There is no consistency in the style. One minute the visuals are angry, chaotic, splattered as if thrown in a fit of range. The next minute the brushstrokes are fluid, flowing, as if representing the tears that flowed at the same time as the paint. The juxtaposition of light and dark, anger and sadness, and a multitude of emotions evokes a deep-seeded response as you realize you are walking through the artistic version of someone’s internal dialogue.
This isn’t just a gallery. This is a full-on experience.
“One of the fun things about cities is finding underground spaces, unique little nooks that are hiding in plain sight,” said Maya Wallace, of the Sacramento Metropolitan Arts Commission. “I walk through that alley and past that storefront regularly and had no idea of the treasure trove inside.”
The building, located along a thoroughfare ironically close to the Housing and Redevelopment office, has been left vacant since early 2018. Most notably known to house Moler Barber College, and with a smattering of less-than-permanent businesses cycling through after it’s 2016 closing, No One moved in after the last tenant moved out. Having been unhoused for a large portion of his adult life, and often having to go without basic services, including those related to his mental health, No One learned how to adapt to less-than-ideal circumstances early on. His warm smile, and usually chipper disposition allows him to easily build connections in whatever neighborhood he chose to reside.
Those connections introduced No One to Norm Ayles, a local Wide Open Walls artist and tattoo shop owner in the adjacent building, who was at the August sneak peek of the show.
“I’ve been watching this thing bloom over the last month and the more I’ve been here, the more I noticed that you’re basically walking into this dude’s mind, and into his actual living space, at the same time,” Ayles said. “When you open the doors, suddenly you’re inside this dudes head, which is why I think it’s so important for people to see. To see what it’s like to live a day in the life of someone isn’t something we normally get to do, and like, that’s what this entire space is. It slaps you with the reality of what it feels like to be in this dude’s shoes.”

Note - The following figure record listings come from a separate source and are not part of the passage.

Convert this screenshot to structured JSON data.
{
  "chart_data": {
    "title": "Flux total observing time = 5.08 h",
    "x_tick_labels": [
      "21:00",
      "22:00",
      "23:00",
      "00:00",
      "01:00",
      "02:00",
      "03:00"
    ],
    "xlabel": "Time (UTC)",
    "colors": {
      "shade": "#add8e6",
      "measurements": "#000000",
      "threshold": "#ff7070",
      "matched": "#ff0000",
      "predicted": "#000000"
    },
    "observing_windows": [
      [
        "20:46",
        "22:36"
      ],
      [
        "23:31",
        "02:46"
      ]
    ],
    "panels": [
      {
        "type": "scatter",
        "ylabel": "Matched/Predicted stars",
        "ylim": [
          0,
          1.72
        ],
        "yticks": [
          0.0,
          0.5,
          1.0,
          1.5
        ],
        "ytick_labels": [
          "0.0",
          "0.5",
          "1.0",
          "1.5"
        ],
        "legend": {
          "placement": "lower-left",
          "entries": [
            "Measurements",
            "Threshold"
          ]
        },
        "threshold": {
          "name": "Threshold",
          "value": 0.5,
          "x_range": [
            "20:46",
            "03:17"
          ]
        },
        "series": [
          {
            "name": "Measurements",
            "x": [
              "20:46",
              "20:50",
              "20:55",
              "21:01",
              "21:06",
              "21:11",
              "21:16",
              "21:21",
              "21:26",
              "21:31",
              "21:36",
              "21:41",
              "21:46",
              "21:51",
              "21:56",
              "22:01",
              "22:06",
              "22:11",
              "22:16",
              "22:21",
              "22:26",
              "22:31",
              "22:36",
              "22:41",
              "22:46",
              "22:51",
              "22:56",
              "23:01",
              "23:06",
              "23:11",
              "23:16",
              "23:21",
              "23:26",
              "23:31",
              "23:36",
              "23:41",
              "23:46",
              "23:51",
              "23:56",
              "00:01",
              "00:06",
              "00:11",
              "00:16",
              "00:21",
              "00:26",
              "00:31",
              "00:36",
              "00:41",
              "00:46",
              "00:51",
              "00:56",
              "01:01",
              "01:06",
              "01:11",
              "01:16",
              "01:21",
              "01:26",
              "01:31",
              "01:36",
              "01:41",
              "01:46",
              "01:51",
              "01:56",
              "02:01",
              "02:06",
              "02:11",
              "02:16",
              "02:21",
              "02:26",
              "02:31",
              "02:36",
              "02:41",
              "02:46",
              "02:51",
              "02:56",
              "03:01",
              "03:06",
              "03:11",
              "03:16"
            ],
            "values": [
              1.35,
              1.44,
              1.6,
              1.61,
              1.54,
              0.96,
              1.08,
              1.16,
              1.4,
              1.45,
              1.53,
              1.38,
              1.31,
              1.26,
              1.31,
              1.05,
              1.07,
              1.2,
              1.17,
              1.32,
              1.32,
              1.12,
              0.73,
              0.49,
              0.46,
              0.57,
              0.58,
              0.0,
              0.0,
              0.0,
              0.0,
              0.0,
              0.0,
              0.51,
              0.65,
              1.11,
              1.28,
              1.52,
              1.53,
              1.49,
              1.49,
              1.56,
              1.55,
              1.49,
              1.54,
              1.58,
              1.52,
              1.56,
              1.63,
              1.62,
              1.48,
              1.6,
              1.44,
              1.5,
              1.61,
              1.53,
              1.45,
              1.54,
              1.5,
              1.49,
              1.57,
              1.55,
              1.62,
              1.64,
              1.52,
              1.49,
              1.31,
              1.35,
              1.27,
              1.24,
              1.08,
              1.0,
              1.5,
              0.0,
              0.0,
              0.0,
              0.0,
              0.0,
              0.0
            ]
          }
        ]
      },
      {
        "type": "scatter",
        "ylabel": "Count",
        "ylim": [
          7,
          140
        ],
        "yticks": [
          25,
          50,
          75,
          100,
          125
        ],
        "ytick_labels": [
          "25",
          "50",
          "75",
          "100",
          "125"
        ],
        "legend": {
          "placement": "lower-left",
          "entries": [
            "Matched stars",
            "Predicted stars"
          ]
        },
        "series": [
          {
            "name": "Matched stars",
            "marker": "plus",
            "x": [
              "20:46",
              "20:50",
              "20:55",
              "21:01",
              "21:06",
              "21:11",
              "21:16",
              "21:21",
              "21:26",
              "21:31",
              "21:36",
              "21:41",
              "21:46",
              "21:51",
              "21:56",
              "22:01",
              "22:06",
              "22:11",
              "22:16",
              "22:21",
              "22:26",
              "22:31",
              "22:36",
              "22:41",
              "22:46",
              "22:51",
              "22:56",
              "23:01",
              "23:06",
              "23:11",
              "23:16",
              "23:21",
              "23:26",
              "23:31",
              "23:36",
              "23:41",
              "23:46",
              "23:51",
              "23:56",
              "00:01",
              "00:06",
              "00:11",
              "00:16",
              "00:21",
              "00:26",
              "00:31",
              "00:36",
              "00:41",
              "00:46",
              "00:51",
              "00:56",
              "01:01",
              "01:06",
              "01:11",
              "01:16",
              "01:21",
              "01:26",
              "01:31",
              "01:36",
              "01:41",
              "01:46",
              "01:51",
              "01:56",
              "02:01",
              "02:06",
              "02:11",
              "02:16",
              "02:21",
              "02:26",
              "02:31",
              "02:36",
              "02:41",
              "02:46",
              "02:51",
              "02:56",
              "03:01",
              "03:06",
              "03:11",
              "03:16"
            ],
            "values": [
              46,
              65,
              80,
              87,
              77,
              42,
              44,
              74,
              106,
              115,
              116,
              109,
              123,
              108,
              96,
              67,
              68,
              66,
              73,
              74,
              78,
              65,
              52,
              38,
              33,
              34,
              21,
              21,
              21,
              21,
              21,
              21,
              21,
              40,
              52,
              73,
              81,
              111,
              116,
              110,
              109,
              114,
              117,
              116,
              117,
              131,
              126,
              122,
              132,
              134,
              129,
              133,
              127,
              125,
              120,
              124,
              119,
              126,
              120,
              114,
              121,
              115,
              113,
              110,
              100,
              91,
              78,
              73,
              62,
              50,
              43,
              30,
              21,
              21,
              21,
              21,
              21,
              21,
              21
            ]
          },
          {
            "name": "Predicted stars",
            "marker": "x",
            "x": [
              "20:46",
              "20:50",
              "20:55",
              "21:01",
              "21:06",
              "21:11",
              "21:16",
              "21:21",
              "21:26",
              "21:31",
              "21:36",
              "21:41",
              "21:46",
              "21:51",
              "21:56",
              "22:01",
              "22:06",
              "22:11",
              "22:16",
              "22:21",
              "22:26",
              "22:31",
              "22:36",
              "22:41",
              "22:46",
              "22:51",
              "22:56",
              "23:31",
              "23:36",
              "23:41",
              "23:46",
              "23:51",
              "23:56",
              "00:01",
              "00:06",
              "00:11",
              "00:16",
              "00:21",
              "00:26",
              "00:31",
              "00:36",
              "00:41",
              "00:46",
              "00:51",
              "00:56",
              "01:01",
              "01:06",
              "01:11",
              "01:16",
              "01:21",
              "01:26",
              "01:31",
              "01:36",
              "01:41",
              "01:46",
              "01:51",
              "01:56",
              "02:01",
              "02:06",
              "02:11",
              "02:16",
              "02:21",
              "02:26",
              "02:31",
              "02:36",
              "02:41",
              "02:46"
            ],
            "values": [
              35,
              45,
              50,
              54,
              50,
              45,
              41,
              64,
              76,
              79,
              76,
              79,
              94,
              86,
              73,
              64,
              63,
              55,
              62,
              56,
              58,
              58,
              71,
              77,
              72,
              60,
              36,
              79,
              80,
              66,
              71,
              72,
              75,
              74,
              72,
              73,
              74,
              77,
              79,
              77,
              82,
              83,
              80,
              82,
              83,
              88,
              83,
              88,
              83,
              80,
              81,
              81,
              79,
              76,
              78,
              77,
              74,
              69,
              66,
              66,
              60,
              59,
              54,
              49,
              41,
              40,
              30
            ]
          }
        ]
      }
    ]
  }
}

A space long laid out for commercial usage, there are no functional windows that can be opened in the building and the lack of circulation causes the humidity to rest upon your skin. Visitors shift uncomfortably, attempting to adjust their bodies’ rising temperatures, sweat forming on the brow. A frame-less mattress covered in threadbare blankets is the only thing in the empty room besides the heavy paint fumes.
As you stand there in the cavalcade of colors, moods and heat, your heart rate increases as your eyes dart around the room looking for the closest exit. In that moment of panic, all you want is to escape, and that’s when it hits you; the murals are full of faces. Staring at you. Judging you. And that’s when it truly hits.
No One wants you to feel in a constant state of unease, to have to sit with the uncomfortable reality that no matter how many inches of wall you fill, the emptiness pervades. It’s unclear whether the faces are those of a real family, long ago friends, or perceived demons. While No One has been fairly open about the space, he doesn’t want to talk much about his personal life. He doesn’t speak of family or children. He doesn’t open up about his past. Instead, he chooses to only focus on the reality of the present.
“People think it can’t happen to them. Until it does, ya know? They think it only happens to crazy folks or criminals or punk-ass kids. They assume that’s what we are,” he rails, his voice ebbing and flowing from elevated anger to sullen sadness, “until it happens to them. That’s when they open their eyes.”
As a squatter, No One’s existence in the building could well be short-lived. However, visits can be facilitated by private showings before his work disappears from the city’s landscape.